The metabolism of Para amino benzoic acid in the body entails glycine and acetylation conjugation to yield hippurated PABA metabolites like PAHA Para aminohippuric acid, Paracaetamidohippuric acid (PAAHA) and P acetamidobenzoic acid (PAABA) (Othman & Mansour, 2005).

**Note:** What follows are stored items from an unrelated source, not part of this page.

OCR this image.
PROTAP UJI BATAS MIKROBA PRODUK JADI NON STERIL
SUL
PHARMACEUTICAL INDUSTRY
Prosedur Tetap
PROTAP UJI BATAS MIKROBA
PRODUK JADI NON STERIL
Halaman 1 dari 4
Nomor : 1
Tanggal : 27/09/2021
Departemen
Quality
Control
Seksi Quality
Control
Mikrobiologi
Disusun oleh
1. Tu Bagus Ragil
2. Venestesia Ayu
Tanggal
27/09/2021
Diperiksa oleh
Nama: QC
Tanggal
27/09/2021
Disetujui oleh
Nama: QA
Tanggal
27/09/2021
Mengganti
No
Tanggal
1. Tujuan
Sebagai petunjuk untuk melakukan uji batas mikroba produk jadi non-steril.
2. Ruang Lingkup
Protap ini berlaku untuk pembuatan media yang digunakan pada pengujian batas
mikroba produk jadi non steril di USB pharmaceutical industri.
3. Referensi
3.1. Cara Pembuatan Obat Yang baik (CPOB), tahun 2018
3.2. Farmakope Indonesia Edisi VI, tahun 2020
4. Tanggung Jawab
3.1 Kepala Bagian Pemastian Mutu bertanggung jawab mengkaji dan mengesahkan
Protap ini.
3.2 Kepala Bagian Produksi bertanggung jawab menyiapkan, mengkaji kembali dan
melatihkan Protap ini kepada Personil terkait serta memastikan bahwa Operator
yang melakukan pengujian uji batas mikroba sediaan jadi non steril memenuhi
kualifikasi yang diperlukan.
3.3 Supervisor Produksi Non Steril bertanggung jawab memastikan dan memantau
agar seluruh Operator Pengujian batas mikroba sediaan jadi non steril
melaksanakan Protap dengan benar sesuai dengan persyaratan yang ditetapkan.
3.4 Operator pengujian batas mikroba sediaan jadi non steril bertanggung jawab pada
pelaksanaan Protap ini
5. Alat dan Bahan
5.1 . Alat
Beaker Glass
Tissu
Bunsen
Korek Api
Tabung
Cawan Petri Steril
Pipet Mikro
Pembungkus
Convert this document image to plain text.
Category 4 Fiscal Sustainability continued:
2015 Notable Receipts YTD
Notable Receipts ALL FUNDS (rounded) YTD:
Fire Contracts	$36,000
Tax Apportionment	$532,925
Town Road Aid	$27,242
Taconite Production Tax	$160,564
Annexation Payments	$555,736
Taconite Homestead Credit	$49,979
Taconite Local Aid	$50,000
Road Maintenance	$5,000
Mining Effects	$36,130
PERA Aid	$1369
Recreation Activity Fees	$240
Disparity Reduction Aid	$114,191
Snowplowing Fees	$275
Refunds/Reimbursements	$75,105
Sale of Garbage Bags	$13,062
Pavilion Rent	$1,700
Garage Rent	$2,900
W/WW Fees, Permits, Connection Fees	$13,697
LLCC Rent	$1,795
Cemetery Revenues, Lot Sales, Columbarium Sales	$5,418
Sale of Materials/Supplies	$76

The coupling of diazotized P amino benzoic acid in acid medium forms a stable water soluble water Soluble pink dye that portrayed maximum absorbance at 531 nm. According to Salvador et al 2003, Pg, 240), Excess nitrate reacts with PABA to yield a PABA diazonium salt under the presence of acid
The nitrite residue in the experiment is removed through the addition of sulphamic acid
HNO2 +H2N → N2 + H20 + H2SO4
The colored solution is formed through the coupling of the PABA diazolic salt with NED as in the reaction scheme below the diazotization reaction takes place in an acidic medium (Salvador et al, 241).
Conclusion
This experiment was successful and the desired results were obtained. Urine Tests for PABA has found wide application as urine excretion markers for the evaluation of pancreatic function. Measurements of conjugated metabolites of PABA like paracaetamidohippuric acid and (PAHA) paraaminohippuric acid (PAHA) following an oral dose can be used in assessing the function of the liver.
References
Natural standard (2013). Paraminobenozoic acid (PABA). Retrieved from
http://www.naturalstandard.com/index-abstract.asp?create-abstract=paraaminobenzoicacid.asp&title=Para-aminobenzoic%20acid
Othman, N. & Mansour, S. (2005). “Spectrophotometric Determination of P
Amino benzoic acid from procaine drug by using phoroglucinol as coupling agents”. Tikrit J. of Pur. Science, 10, 139.
Salvador A, Choisvert, Rodriquez and Merch J. (2003) “Indirect spectrophotometric
Determination of P. amino benzoic acid in sunscreen formulations by sequential injection analysis. Anal. Chim acta, 493. 233.